Certain events are more likely to precipitate traumatic grief reactions and share some uncommon themes. Here is a list of descriptors that identify what can bring on Traumatic Grief Reactions:

  • Unexpected--The surprise elements stun and shock. We feel dazed and disoriented. 
  • Uncontrollable--The event is beyond our abilities to change it. We feel powerless and vulnerable.
  • Unimaginable--The horrific elements are not familiar to our way of life. Our frame of reference does not include what we are witnessing. We feel appalled and horrified.
  • Unreal--The event is too strange to process. We see but do not comprehend what we are seeing. We feel confused and disoriented.

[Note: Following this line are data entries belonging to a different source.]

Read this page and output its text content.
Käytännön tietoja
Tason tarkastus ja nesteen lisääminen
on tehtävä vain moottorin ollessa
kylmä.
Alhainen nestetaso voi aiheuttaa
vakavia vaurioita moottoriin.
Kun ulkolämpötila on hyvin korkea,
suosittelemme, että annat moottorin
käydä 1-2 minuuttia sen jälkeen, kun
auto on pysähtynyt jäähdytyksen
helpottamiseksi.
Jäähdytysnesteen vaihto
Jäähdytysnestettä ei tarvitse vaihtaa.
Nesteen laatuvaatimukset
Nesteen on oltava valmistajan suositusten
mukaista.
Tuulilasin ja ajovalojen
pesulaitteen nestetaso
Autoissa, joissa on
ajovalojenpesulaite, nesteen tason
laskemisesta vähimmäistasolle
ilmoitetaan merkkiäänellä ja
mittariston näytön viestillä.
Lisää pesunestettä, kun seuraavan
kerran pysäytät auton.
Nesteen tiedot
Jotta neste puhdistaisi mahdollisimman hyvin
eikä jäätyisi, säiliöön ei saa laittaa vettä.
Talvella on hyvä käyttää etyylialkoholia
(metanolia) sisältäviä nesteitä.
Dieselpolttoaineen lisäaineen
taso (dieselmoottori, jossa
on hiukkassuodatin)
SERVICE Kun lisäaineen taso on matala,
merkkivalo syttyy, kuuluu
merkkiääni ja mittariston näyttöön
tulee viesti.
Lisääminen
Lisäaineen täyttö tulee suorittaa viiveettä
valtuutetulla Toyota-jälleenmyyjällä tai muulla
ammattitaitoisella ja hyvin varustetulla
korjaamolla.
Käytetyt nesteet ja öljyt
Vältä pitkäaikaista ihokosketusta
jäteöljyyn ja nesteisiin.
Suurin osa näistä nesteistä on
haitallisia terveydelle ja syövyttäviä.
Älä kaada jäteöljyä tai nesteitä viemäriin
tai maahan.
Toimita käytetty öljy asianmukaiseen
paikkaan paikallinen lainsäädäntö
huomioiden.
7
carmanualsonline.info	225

  • Unfair--We feel like victims who have done nothing to deserve this tragedy. We feel hurt, puzzled, angry or fearful.
  • Unforgivable--We need to blame someone or something. What do we do with our anger, rage and urge to punish? We feel powerless. 
  • Unprecedented--Nothing like this has happened before. We don't have a script to follow. We feel directionless.
  • Unprepared--We haven't perceived a reason to ready ourselves for an unimaginable catastrophe. Our defense mechanisms may be inadequate to handle the demand. We feel overwhelmed.
  • Uncertainty--We don't fully know the long-range effect on ourselves, our families, our jobs, our future and the future of our offspring. We feel ambivalent and torn between hope and fear.